UNITED STATES OF AMERICA
MERIT SYSTEMS PROTECTION BOARD
STEVEN T. BASEDEN, DOCKET NUMBER
Appellant, SF-3443-16-0190-I-1
v.
DEPARTMENT OF THE NAVY, DATE: December 21, 2016
Agency.
THIS FINAL ORDER IS NONPRECEDENTIAL 1
Steven T. Baseden, APO, APO/FPO Pacific, pro se.
Kevin E. Bolin and Wayne Randolph Wright, FPO, APO/FPO Pacific, for
the agency.
BEFORE
Susan Tsui Grundmann, Chairman
Mark A. Robbins, Member
FINAL ORDER
¶1 The appellant has filed a petition for review of the initial decision, which
dismissed his appeal for lack of jurisdiction. Generally, we grant petitions such
as this one only when: the initial decision contains erroneous findings of material
fact; the initial decision is based on an erroneous interpretation of statute or
1
A nonprecedential order is one that the Board has determined does not add
significantly to the body of MSPB case law. Parties may cite nonprecedential orders,
but such orders have no precedential value; the Board and administrative judges are not
required to follow or distinguish them in any future decisions. In contrast, a
precedential decision issued as an Opinion and Order has been identified by the Board
as significantly contributing to the Board’s case law. See 5 C.F.R. § 1201.117(c).
2
regulation or the erroneous application of the law to the facts of the case; the
administrative judge’s rulings during either the course of the appeal or the initial
decision were not consistent with required procedures or involved an abuse of
discretion, and the resulting error affected the outcome of the case; or new and
material evidence or legal argument is available that, despite the petitioner’s due
diligence, was not available when the record closed.
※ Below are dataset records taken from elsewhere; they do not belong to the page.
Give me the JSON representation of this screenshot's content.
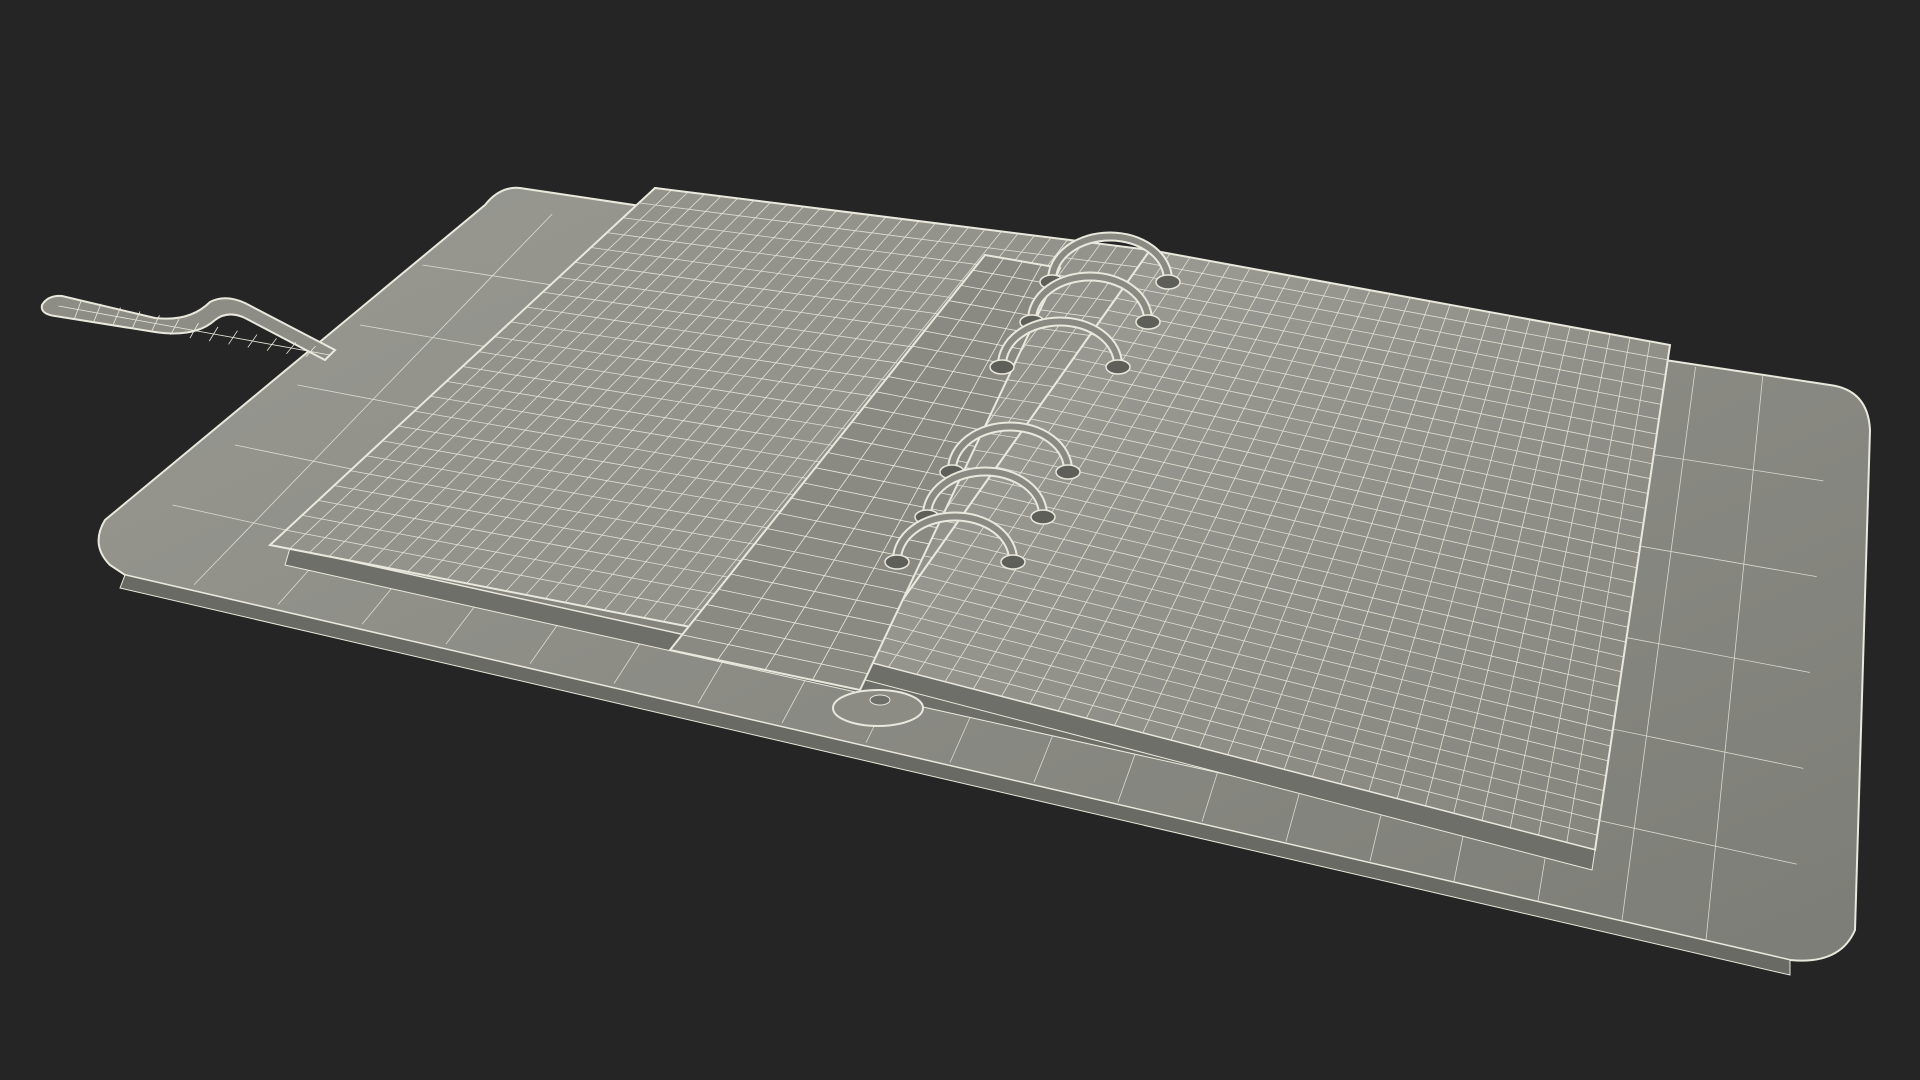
{
  "scene": {
    "subject": "planner-organizer-wireframe",
    "render_style": "wireframe",
    "colors": {
      "background": "#252525",
      "surface": "#8c8c85",
      "surface_light": "#a3a39c",
      "surface_dark": "#6f6f69",
      "wire": "#e8e8dc",
      "shadow": "#3a3a38"
    },
    "parts": [
      "base-cover",
      "strap-tab",
      "back-pages",
      "front-pages",
      "ring-mechanism",
      "rings",
      "button-snap"
    ],
    "ring_count": 6
  }
}
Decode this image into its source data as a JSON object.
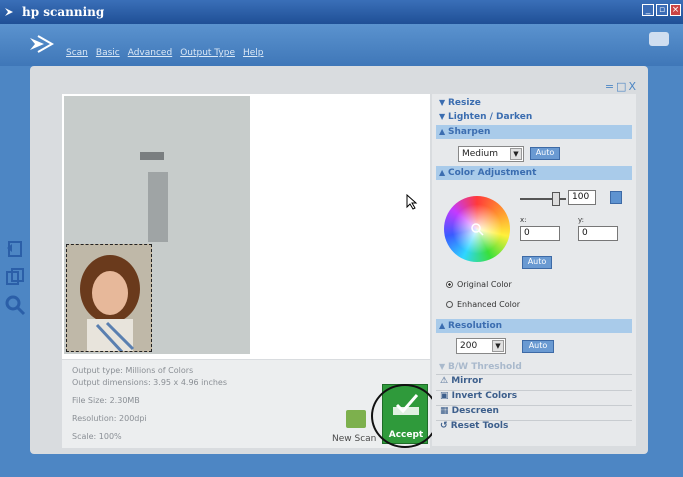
{
  "window": {
    "title": "hp scanning",
    "controls": [
      "minimize",
      "restore",
      "close"
    ]
  },
  "menu": {
    "items": [
      "Scan",
      "Basic",
      "Advanced",
      "Output Type",
      "Help"
    ]
  },
  "panel": {
    "controls": "=□X"
  },
  "info": {
    "output_type": "Output type: Millions of Colors",
    "output_dimensions": "Output dimensions: 3.95 x 4.96 inches",
    "file_size": "File Size: 2.30MB",
    "resolution": "Resolution: 200dpi",
    "scale": "Scale: 100%"
  },
  "actions": {
    "new_scan_label": "New Scan",
    "accept_label": "Accept"
  },
  "sidebar": {
    "resize": "Resize",
    "lighten_darken": "Lighten / Darken",
    "sharpen": {
      "label": "Sharpen",
      "level": "Medium",
      "auto": "Auto"
    },
    "color_adjustment": {
      "label": "Color Adjustment",
      "saturation_value": "100",
      "x_label": "x:",
      "y_label": "y:",
      "x_value": "0",
      "y_value": "0",
      "auto": "Auto",
      "original_color": "Original Color",
      "enhanced_color": "Enhanced Color"
    },
    "resolution": {
      "label": "Resolution",
      "value": "200",
      "auto": "Auto"
    },
    "bw_threshold": "B/W Threshold",
    "mirror": "Mirror",
    "invert_colors": "Invert Colors",
    "descreen": "Descreen",
    "reset_tools": "Reset Tools"
  },
  "icons": {
    "app_logo": "scanner-logo-icon",
    "hp_brand": "hp-brand-icon",
    "tools": [
      "rotate-icon",
      "copy-icon",
      "zoom-icon"
    ]
  }
}
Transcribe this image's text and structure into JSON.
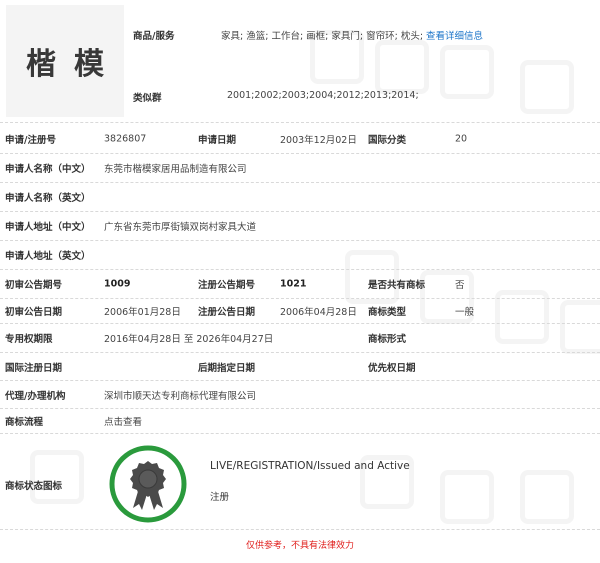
{
  "header": {
    "logo_text": "楷模",
    "goods_label": "商品/服务",
    "goods_value": "家具; 渔篮; 工作台; 画框; 家具门; 窗帘环; 枕头;",
    "goods_link": "查看详细信息",
    "similar_label": "类似群",
    "similar_value": "2001;2002;2003;2004;2012;2013;2014;"
  },
  "rows": {
    "app_no_label": "申请/注册号",
    "app_no": "3826807",
    "app_date_label": "申请日期",
    "app_date": "2003年12月02日",
    "intl_class_label": "国际分类",
    "intl_class": "20",
    "name_cn_label": "申请人名称（中文）",
    "name_cn": "东莞市楷模家居用品制造有限公司",
    "name_en_label": "申请人名称（英文）",
    "addr_cn_label": "申请人地址（中文）",
    "addr_cn": "广东省东莞市厚街镇双岗村家具大道",
    "addr_en_label": "申请人地址（英文）",
    "prelim_no_label": "初审公告期号",
    "prelim_no": "1009",
    "reg_no_label": "注册公告期号",
    "reg_no": "1021",
    "shared_label": "是否共有商标",
    "shared": "否",
    "prelim_date_label": "初审公告日期",
    "prelim_date": "2006年01月28日",
    "reg_date_label": "注册公告日期",
    "reg_date": "2006年04月28日",
    "type_label": "商标类型",
    "type": "一般",
    "period_label": "专用权期限",
    "period": "2016年04月28日 至 2026年04月27日",
    "form_label": "商标形式",
    "intl_reg_label": "国际注册日期",
    "later_label": "后期指定日期",
    "priority_label": "优先权日期",
    "agent_label": "代理/办理机构",
    "agent": "深圳市顺天达专利商标代理有限公司",
    "flow_label": "商标流程",
    "flow_link": "点击查看",
    "status_label": "商标状态图标",
    "status_en": "LIVE/REGISTRATION/Issued and Active",
    "status_cn": "注册"
  },
  "notice": "仅供参考，不具有法律效力",
  "colors": {
    "link": "#1a73c8",
    "badge_ring": "#2a9a3c",
    "notice": "#e0201e"
  }
}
Title 5 of the Code of
Federal Regulations, section 1201.115 (5 C.F.R. § 1201.115). After fully
considering the filings in this appeal, we conclude that the petitioner has not
established any basis under section 1201.115 for granting the petition for review.
Therefore, we DENY the petition for review. We MODIFY the initial decision to
further explain the reasons that the Board lacks jurisdiction over this appeal.
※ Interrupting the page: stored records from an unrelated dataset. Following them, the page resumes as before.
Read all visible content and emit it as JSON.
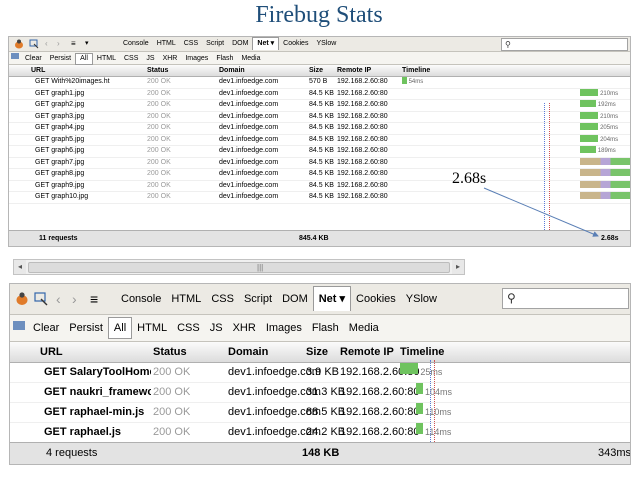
{
  "slide_title": "Firebug Stats",
  "callout": "2.68s",
  "colors": {
    "title": "#1f4e79",
    "bar_green": "#6fc35f",
    "bar_tan": "#c9b58b",
    "bar_purple": "#b6a5d6"
  },
  "toolbar": {
    "tabs": [
      "Console",
      "HTML",
      "CSS",
      "Script",
      "DOM",
      "Net ▾",
      "Cookies",
      "YSlow"
    ],
    "selected_tab": "Net ▾",
    "search_icon": "⚲"
  },
  "filters": {
    "items": [
      "Clear",
      "Persist",
      "All",
      "HTML",
      "CSS",
      "JS",
      "XHR",
      "Images",
      "Flash",
      "Media"
    ],
    "selected": "All"
  },
  "columns": [
    "URL",
    "Status",
    "Domain",
    "Size",
    "Remote IP",
    "Timeline"
  ],
  "panel1": {
    "rows": [
      {
        "url": "GET With%20images.ht",
        "status": "200 OK",
        "domain": "dev1.infoedge.com",
        "size": "570 B",
        "ip": "192.168.2.60:80",
        "time": "54ms",
        "start": 0.0,
        "dur": 0.02
      },
      {
        "url": "GET graph1.jpg",
        "status": "200 OK",
        "domain": "dev1.infoedge.com",
        "size": "84.5 KB",
        "ip": "192.168.2.60:80",
        "time": "210ms",
        "start": 0.78,
        "dur": 0.08
      },
      {
        "url": "GET graph2.jpg",
        "status": "200 OK",
        "domain": "dev1.infoedge.com",
        "size": "84.5 KB",
        "ip": "192.168.2.60:80",
        "time": "192ms",
        "start": 0.78,
        "dur": 0.07
      },
      {
        "url": "GET graph3.jpg",
        "status": "200 OK",
        "domain": "dev1.infoedge.com",
        "size": "84.5 KB",
        "ip": "192.168.2.60:80",
        "time": "210ms",
        "start": 0.78,
        "dur": 0.08
      },
      {
        "url": "GET graph4.jpg",
        "status": "200 OK",
        "domain": "dev1.infoedge.com",
        "size": "84.5 KB",
        "ip": "192.168.2.60:80",
        "time": "205ms",
        "start": 0.78,
        "dur": 0.08
      },
      {
        "url": "GET graph5.jpg",
        "status": "200 OK",
        "domain": "dev1.infoedge.com",
        "size": "84.5 KB",
        "ip": "192.168.2.60:80",
        "time": "204ms",
        "start": 0.78,
        "dur": 0.08
      },
      {
        "url": "GET graph6.jpg",
        "status": "200 OK",
        "domain": "dev1.infoedge.com",
        "size": "84.5 KB",
        "ip": "192.168.2.60:80",
        "time": "189ms",
        "start": 0.78,
        "dur": 0.07
      },
      {
        "url": "GET graph7.jpg",
        "status": "200 OK",
        "domain": "dev1.infoedge.com",
        "size": "84.5 KB",
        "ip": "192.168.2.60:80",
        "time": "",
        "start": 0.78,
        "dur": 0.3
      },
      {
        "url": "GET graph8.jpg",
        "status": "200 OK",
        "domain": "dev1.infoedge.com",
        "size": "84.5 KB",
        "ip": "192.168.2.60:80",
        "time": "",
        "start": 0.78,
        "dur": 0.3
      },
      {
        "url": "GET graph9.jpg",
        "status": "200 OK",
        "domain": "dev1.infoedge.com",
        "size": "84.5 KB",
        "ip": "192.168.2.60:80",
        "time": "",
        "start": 0.78,
        "dur": 0.3
      },
      {
        "url": "GET graph10.jpg",
        "status": "200 OK",
        "domain": "dev1.infoedge.com",
        "size": "84.5 KB",
        "ip": "192.168.2.60:80",
        "time": "",
        "start": 0.78,
        "dur": 0.3
      }
    ],
    "footer": {
      "count": "11 requests",
      "size": "845.4 KB",
      "time": "2.68s"
    }
  },
  "panel2": {
    "rows": [
      {
        "url": "GET SalaryToolHomePa",
        "status": "200 OK",
        "domain": "dev1.infoedge.com",
        "size": "3.9 KB",
        "ip": "192.168.2.60:80",
        "time": "25ms",
        "start": 0.0,
        "dur": 0.08
      },
      {
        "url": "GET naukri_framework_",
        "status": "200 OK",
        "domain": "dev1.infoedge.com",
        "size": "31.3 KB",
        "ip": "192.168.2.60:80",
        "time": "104ms",
        "start": 0.07,
        "dur": 0.03
      },
      {
        "url": "GET raphael-min.js",
        "status": "200 OK",
        "domain": "dev1.infoedge.com",
        "size": "88.5 KB",
        "ip": "192.168.2.60:80",
        "time": "110ms",
        "start": 0.07,
        "dur": 0.03
      },
      {
        "url": "GET raphael.js",
        "status": "200 OK",
        "domain": "dev1.infoedge.com",
        "size": "24.2 KB",
        "ip": "192.168.2.60:80",
        "time": "114ms",
        "start": 0.07,
        "dur": 0.03
      }
    ],
    "footer": {
      "count": "4 requests",
      "size": "148 KB",
      "time": "343ms"
    }
  },
  "scrollbar": {
    "left": "◂",
    "right": "▸",
    "grip": "|||"
  }
}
Except as expressly MODIFIED by this Final Order, we AFFIRM the initial
decision.
BACKGROUND
¶2 In this appeal, the appellant alleged that the agency unlawfully reduced his
grade and pay while he awaited Government transportation and travelled to his
new duty station following his selection for promotion from the GS-12 Civil
Engineer position in Guantanamo Bay, Cuba, to the GS-13 Supervisory Civil
Engineer position in Misawa, Japan. Initial Appeal File (IAF), Tab 1 at 3, 5, Tab
5 at 4. Specifically, he claimed that on October 15, 2015, while in Cuba, he
received orders to report, on or about that same date, to his new duty station in
Japan. IAF, Tab 1 at 5, Tab 5 at 4. On October 27, 2015, he left Cuba for the
United States. IAF, Tab 1 at 5, Tab 4 at 5. He stated that he took leave (“comp
time earned”) from October 27 through November 1, 2015, while he was in the
United States. IAF, Tab 1 at 5. For the period from November 2 through 15,
2015, he described himself as “[a]waiting for gov plane transportation per DoD
travel office ticketing.” Id. He claimed to have arrived at his new duty station on
November 16, 2015. Id. He asserted that, “[f]or the pay period ending
3
14NOV15, my grade was reduced from GS-13 to GS-12 and my pay was reduced
to $0.” Id.
¶3 In a jurisdictional order, the administrative judge explained what was
required to nonfrivolously allege a reduction of pay or grade claim and directed
the appellant to file evidence and argument to prove that his appeal was within
the Board’s jurisdiction. IAF, Tab 3. In his jurisdictional response, the appellant
characterized his claim as that he was constructively suspended for 15 days, from
November 1 through 15, 2015, and constructively demoted for 20 days, from
October 27 through November 15, 2015, after his permanent change of station
(PCS) travel orders were retroactively modified. IAF, Tab 5. In its jurisdictional
response, the agency argued that, even if the appellant had been constructively
suspended, the suspension did not last for more than 14 days because the
appellant received travel benefits for November 13 through 15, 2015, and thus
was in a paid, on-duty status on those days. IAF, Tab 10 at 4. The agency further
argued that the appellant was not reduced in grade because the offer letter and the
Standard Form 50 documenting his promotion both state that his promotion would
be effective on November 15, 2015. Id. at 5.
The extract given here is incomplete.